Transcript from the "Base Condition Location" Lesson
>> Kyle Simpson: Now there's one little part of this particular recursive algorithm that I want to call out. This is sort of a little nuance, but it actually can sometimes lead to better solutions. So I wanna at least call this out. There's one thing that's always kinda bugged me about recursive solutions the base condition here is at that very last time.
[00:00:19] Remember we've got a string that's 100 characters long, and we pass in that final empty string. We make a function call. We pass in an empty string just so that we get zero back out. What has annoyed me always is that always felt like a completely wasted function call.
[00:00:37] If I could just look ahead one character, I could know that I don't need to make that final function call in that particular case. It's not that that final function call is the difference between a performance solution and not, okay. So I'm not making a performance question here.
[00:00:54] This is more of almost like an obsessive kind of thing, like, no, I don't want any more function calls than I ought to have. I wanna design an algorithm that only does the bare minimum necessary function calls. So is there some way for us to preserve the declarativeness of this but still avoid that final base condition?

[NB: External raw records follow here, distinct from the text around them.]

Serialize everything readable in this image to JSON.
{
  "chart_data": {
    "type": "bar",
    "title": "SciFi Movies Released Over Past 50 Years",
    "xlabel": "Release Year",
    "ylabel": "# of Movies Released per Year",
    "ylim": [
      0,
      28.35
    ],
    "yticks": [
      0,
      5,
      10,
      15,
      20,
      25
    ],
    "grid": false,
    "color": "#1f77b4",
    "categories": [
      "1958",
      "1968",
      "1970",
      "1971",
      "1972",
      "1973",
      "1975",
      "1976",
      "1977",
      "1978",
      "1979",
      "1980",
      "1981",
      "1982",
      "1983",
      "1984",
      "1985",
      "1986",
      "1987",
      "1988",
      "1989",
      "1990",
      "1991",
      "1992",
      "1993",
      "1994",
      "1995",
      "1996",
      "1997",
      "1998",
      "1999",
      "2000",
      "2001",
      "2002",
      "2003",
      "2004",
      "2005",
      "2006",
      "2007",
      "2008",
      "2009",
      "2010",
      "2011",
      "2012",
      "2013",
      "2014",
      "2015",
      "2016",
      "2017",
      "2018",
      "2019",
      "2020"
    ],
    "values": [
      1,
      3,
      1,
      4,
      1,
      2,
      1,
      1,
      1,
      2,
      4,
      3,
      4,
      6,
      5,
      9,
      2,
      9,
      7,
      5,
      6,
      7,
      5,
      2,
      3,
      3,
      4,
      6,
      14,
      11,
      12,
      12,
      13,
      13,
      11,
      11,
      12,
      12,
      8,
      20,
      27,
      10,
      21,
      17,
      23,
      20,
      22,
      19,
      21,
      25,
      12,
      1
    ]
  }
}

[00:01:14] And this is the pattern, it's a slight tweak on this pattern that I want you to consider. Instead of checking our base condition first, we can reorient ourselves to simply checking everything on this first character and only doing the recursion if there's actually more work to do. It's not as complex as that may sound.
[00:01:32] So let's take a look. Here I'm going to compute first variable, that first variable, I'm gonna compute it first. And then my base condition is gonna look different. My base condition is going to check for a string length less than or equal to 1 rather than for 0.
[00:01:51] Because I've already computed for a single character string, I've already computed my 0 or my 1. And now I'm simply saying I only need to do more work if there's actually other stuff in the string. If I'm in an empty string or a single character string, there is no more work to do.
[00:02:10] So let's not even make the recursive colon that case, simply return the 0 or the 1. And if we've passed that return statement on line 3, we know there is more work to do. And we simply do the same work we did before which is first + the rest of the string, the count to the rest of the string.
[00:02:27] It's just a slight tweak on the way of thinking, but it says, do the work now, think about the work now, and then decide if there's anymore work to do. Rather than sort of thinking about it in terms of deferring the work until later. It just changes the position of the basic condition.
[00:02:43] And I've often found that that little tweak, even though it's sort of servicing my obsessiveness of not doing extra function calls. Actually that little tweak sometimes, unlocks better optimizations for recursion. So it's something to keep in your mind. It's something to make sure you're aware of.